Ölüm Anında Yaşananlar
Hiçbirimiz ölümün bize ne zaman geleceğini bilemeyiz. Bilseydik bu çok zor ve daha acı olurdu.
Hiçbirimiz ölümün bize ne zaman geleceğini bilemeyiz. Bilseydik bu çok zor ve daha acı olurdu. Ölüme hazır olan, yaşarken onu aklından çıkarmayıp hesaba katandır. İnsanların çoğu "ölüm hak... Komşuya" anlayışından ayrılamazlar. Bu hazırlığı hep ertelerler. Bazı peygamberler ölüm meleğine sormuşlar senin hiç Elçin yok mu? Önceden onu göndersen de insanlar ölüme karşı hazırlansalar. Melek cevap vermiş; Vallahi çok elçilerim var illetler, hastalıklar ihtiyarlık, gözün görmez, kulağın işitmez olması hep benim elçilerimdirler. Bunlar birisinde bulunup da ölümü hatırlamazsa, ruhunu aldığımda ona şöyle seslenirim sana elçi üstüne elçi, uyarıcı üstüne uyarıcı göndermedim mi? İşte ben o elçiyim ki benden sonra elçi gelmeyecektir ve benden sonra seni uyaranda olmayacaktır. İmam Kurtubi (sonsuz cennet üzerine).

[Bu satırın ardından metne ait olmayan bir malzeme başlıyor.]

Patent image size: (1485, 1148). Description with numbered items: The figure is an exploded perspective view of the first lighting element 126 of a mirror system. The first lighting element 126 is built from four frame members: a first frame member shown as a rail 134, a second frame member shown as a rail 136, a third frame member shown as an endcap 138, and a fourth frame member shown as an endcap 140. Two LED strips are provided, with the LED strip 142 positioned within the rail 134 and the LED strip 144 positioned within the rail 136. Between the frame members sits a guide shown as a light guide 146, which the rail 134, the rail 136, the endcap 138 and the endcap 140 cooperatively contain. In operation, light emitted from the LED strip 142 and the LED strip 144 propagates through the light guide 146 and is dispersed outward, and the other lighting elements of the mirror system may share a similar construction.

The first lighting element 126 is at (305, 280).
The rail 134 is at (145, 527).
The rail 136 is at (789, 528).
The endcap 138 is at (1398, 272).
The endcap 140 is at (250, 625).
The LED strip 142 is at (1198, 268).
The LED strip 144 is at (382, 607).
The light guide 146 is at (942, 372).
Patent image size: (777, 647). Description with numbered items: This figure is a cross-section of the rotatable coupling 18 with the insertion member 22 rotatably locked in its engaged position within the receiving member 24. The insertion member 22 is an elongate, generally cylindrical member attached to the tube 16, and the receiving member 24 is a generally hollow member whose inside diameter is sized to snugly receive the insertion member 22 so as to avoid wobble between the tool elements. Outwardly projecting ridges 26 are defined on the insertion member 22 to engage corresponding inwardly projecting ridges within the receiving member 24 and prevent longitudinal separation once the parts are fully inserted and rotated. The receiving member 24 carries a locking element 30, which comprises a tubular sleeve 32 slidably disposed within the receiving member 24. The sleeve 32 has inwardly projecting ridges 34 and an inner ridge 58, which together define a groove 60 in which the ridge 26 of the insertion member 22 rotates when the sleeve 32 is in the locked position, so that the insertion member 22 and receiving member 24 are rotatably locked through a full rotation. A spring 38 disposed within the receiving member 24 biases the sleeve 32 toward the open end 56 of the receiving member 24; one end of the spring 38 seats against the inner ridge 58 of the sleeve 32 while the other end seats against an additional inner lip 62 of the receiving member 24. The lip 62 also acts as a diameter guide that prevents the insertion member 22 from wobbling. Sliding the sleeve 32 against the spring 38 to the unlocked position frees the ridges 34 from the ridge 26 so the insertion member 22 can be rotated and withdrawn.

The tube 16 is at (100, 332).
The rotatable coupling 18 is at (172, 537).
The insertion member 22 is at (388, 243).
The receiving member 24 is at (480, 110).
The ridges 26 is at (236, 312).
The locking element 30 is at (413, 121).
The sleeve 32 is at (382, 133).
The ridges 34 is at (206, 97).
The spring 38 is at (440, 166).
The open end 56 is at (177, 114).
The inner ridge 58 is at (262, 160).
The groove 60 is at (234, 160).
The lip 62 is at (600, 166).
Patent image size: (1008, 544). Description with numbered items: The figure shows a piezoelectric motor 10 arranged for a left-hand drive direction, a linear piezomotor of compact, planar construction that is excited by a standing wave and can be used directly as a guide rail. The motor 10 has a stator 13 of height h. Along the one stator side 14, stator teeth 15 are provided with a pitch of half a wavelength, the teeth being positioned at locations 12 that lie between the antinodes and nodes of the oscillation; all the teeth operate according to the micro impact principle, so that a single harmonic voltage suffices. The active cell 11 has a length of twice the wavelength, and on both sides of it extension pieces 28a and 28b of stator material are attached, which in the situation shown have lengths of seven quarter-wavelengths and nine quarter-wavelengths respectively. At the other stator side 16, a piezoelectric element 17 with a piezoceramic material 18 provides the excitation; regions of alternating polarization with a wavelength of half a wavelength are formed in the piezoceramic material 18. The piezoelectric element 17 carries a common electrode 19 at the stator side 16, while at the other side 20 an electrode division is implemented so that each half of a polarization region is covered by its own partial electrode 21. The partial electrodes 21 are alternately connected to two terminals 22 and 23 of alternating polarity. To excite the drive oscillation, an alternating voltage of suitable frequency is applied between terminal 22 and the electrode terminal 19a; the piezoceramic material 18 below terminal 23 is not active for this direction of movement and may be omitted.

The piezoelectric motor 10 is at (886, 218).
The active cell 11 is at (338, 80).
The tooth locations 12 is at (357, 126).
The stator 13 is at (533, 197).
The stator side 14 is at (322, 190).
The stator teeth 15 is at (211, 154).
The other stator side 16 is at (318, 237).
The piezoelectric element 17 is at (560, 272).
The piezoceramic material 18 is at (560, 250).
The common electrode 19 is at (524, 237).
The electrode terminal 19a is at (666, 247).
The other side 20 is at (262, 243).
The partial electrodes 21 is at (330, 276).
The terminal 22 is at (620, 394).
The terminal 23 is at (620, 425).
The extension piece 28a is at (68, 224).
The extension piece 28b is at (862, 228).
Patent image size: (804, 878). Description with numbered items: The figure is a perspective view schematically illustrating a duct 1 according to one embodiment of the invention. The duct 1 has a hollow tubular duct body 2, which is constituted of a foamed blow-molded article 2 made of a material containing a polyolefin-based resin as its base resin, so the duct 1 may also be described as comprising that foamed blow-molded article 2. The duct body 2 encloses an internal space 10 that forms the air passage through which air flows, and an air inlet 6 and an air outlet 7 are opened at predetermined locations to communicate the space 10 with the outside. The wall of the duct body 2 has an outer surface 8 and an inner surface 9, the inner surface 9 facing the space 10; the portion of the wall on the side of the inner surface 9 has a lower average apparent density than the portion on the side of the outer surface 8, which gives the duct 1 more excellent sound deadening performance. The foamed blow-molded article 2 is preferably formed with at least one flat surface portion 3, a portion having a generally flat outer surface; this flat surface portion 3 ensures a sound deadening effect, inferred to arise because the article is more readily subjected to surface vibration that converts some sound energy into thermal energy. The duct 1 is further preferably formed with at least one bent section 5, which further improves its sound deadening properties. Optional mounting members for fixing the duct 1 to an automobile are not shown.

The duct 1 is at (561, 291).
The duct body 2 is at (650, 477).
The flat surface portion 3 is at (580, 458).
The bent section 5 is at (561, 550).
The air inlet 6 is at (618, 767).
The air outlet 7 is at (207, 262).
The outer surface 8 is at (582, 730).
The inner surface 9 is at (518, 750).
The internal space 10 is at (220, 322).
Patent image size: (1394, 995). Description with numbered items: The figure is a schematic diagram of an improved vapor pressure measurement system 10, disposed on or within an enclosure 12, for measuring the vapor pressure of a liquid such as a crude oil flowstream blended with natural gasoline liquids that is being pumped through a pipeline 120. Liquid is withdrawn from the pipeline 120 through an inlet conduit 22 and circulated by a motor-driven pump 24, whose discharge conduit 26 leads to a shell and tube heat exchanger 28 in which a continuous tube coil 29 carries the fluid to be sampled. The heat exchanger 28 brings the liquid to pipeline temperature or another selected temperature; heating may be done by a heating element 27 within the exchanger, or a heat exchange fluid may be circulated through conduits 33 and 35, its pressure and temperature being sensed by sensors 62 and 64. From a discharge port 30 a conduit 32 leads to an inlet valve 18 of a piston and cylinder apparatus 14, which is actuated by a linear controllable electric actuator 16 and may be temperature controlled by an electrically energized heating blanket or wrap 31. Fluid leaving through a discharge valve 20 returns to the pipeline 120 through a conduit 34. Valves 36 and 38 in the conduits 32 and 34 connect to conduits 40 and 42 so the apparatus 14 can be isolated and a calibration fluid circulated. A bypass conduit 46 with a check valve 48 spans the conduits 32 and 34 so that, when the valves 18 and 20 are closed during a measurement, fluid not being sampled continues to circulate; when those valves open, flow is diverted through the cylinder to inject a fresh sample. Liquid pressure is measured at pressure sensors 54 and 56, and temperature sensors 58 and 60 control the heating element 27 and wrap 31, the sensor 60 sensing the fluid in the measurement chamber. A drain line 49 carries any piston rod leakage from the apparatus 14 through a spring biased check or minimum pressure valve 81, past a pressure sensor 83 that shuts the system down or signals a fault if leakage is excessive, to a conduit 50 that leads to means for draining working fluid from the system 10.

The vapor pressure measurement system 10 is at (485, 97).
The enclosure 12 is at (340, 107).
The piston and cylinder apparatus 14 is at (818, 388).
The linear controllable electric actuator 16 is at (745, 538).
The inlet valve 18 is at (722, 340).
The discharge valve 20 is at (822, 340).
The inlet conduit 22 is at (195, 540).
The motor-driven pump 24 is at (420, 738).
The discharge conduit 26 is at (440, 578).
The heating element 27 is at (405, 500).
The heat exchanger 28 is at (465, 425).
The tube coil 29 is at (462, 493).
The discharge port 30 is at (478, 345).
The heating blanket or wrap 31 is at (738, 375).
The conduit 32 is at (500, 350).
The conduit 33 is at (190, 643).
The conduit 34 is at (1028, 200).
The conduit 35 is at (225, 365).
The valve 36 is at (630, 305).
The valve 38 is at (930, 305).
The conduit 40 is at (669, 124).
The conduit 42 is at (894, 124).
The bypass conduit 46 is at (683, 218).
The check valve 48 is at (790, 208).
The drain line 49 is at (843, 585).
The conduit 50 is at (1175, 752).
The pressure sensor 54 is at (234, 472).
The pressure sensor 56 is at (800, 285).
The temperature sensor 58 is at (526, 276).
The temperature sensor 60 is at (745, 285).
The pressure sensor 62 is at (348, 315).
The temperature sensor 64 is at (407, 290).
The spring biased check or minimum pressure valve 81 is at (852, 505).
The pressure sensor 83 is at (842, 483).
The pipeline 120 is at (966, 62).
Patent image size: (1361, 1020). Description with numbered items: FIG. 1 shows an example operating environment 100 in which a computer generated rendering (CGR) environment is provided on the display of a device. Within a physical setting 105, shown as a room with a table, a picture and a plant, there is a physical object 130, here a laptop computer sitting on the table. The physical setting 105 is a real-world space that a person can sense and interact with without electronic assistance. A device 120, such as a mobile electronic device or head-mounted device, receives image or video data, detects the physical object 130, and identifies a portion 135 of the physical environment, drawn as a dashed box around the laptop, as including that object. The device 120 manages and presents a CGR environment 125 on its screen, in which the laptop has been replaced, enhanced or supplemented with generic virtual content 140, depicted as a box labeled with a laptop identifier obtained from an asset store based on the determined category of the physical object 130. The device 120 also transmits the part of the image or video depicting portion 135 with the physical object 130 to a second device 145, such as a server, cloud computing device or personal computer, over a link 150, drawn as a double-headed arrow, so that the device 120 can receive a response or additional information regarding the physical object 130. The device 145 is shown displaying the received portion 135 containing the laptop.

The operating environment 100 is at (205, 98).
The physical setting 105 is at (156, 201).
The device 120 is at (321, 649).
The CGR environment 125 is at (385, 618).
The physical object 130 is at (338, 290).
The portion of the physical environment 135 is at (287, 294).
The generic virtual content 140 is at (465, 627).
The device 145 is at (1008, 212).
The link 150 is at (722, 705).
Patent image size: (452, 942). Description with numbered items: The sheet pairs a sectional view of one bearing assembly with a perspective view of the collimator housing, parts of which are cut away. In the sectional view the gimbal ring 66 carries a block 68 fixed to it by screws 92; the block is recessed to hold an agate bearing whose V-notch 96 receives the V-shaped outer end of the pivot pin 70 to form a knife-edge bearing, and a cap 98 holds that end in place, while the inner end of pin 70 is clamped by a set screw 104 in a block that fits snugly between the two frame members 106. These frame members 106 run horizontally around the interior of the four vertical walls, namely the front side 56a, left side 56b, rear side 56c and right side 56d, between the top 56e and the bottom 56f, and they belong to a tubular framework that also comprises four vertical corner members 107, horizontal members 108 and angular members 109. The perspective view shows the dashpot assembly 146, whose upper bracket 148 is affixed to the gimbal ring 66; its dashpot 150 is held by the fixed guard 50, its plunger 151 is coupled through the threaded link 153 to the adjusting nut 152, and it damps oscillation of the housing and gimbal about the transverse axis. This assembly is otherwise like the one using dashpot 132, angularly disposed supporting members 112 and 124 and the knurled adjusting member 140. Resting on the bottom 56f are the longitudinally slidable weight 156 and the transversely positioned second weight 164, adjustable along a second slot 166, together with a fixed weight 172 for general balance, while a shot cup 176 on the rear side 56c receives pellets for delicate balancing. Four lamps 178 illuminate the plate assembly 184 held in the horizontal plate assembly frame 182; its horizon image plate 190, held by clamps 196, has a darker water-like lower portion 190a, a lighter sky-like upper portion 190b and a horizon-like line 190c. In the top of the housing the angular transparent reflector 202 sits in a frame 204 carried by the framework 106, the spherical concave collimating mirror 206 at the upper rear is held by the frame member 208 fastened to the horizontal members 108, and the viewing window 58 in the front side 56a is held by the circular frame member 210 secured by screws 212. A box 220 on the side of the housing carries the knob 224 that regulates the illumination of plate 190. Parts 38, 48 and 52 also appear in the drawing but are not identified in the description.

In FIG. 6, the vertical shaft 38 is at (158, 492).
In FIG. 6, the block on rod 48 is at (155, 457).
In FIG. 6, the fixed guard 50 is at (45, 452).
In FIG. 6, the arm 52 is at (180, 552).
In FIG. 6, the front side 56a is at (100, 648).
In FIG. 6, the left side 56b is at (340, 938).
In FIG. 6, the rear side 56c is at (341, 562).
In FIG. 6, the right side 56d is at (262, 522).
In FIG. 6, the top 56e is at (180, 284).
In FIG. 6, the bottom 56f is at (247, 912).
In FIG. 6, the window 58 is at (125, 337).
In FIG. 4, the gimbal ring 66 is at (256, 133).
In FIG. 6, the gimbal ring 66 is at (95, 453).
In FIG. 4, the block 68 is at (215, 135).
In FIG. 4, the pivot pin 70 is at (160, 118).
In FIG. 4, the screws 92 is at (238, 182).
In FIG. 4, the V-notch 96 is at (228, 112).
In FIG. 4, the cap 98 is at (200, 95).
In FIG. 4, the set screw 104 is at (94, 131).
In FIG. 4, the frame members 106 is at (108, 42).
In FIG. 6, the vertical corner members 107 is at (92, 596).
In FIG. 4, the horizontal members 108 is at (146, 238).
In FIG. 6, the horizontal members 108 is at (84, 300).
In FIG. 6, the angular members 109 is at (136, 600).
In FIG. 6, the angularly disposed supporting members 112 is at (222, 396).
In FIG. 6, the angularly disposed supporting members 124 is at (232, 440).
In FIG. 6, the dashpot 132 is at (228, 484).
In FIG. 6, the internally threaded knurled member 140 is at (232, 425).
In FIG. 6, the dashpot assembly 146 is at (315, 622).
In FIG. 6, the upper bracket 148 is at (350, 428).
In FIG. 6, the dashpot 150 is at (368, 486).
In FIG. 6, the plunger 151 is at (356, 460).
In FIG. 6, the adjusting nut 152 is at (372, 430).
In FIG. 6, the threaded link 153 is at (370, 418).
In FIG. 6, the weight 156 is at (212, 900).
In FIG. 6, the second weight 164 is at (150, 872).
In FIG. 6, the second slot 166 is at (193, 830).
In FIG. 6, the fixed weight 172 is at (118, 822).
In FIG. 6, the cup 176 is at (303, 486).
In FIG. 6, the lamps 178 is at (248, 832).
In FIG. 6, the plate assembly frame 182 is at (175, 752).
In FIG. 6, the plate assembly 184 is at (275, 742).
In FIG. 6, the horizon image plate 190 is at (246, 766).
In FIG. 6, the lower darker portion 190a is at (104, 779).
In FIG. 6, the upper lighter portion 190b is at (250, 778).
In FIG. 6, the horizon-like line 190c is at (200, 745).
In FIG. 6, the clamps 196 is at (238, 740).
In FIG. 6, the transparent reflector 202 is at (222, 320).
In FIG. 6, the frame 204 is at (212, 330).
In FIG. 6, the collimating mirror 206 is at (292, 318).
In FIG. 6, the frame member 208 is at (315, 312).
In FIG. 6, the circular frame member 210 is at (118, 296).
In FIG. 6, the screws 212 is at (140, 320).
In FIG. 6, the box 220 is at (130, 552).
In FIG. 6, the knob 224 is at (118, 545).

Mü'minin ruhu vücudundan çıkarken Allah'a hamd eder.
Hz Muhammed.
"Mü'min kulumun ruhunu aldığımda bana hamd etmesi benim katımda büyük hayırlar kadar yüksektir. Hz Muhammed Kudüs'e hadis 54
Hakkın mü'min kulları yani inanıp emirlerine uygun yaşamaya çalıştıkları rablerini o anda rahmetiyle karşılarında bulacaklardır. İnandıkları ve ona hazırlık yaparak yaşadıkları ahireti, cennet esintileri halinde karşılarında bulacaklardır. Melekleri sıcak bir arkadaş ve teselli edici olarak karşılarında bulacaklardır. Kısacası ölümün bir yokluk ve hiçlik başlangıcı değil! Hayat görevinden bir terhis ve cennet saraylarına açılan bir kapı olduğuna inanmış olan şey, bir aruz düğün gecesi demişlerdir. Ölüm onları o şekilde karşılayacaktır. Kafirlerde kendi amelleri cinsinden korkunç yapılı meleklerle karşılaşırlar son anda açılan gözleriyle gidecekleri yeri izlerler ki bu manzara onların içini korkuyla, endişeyle doldurur. Naziyat Suresi'nin 1 ayetinin de buna işaret vardır. Onların ruhu su dolu büyük bir kovanın derin bir kuyudan çıkarılması gibi ağır ağır ve yine onların ruhu diken üzerine atılmış ipekli bir kumaşın alınması gibi parçalanana, parçalana kabz edilecektir. Onlar bin bir çeşit ızdırabı ruhlarında yaşayacak ve kapkaranlık bir ruhla bu dünyadan göçüp gideceklerdir. Kafirlerin bu son durumlarını Kur'an şöyle dile getirir; Görseydin o inkar edenleri, melekler onların canlarını alırken yüzlerine ve arkalarına vuruyorlar, haydi kavurucu azabı tadın! Diyorlardı. Enfal 50
Bunun bir manası şudur;
O anda kafirlerin maruz kaldığı azabı tasavvur dahi edemezsin. Öyle şiddetli ve öyle ızdırap vericidir ki.48
Huzura Eren nefis, Allah'ı memnun etmiş ve Allah tarafından memnun edilmiş olarak Rabbine dön! İyi kullarım arasına gir! Cennetime gir!
Fecir 27 - 30 Açıklaması; Melekler mümini ölürken kabirlerinden kalkarken ve kıyamette bu şekilde müjdelerler. 53 Burada bir incelik vardır. Kişi ister inkarcı, İster mü'min olsun fark etmez. Ruhun, ayak parmak uçlarından itibaren toparlanmaya başlamasıyla beraber belli bir acı çeker, bu acı mü'min için daha önce de sözü edildiği üzere son günah kırıntılarının temizlenmesi ve alnı temiz olarak Rabbine kavuşabilmesi içindir.
"Sana Mü'min kişinin belirtisini söyleyeyim mi? Ölüm geldiğinde dudaklarında onun tebessüm vardır. Muhammed İkbal."
Ani ölüm, mü'min için bir rahatlık, günahkâr için ise acınası bir durumdur. Hazreti Muhammed 70
Ama şu bir gerçek ki " Her canlı ölümü tadacaktır" (Al-i İmran,185)
Kısacası "NASIL YAŞARSAK ÖYLE ÖLÜRÜZ."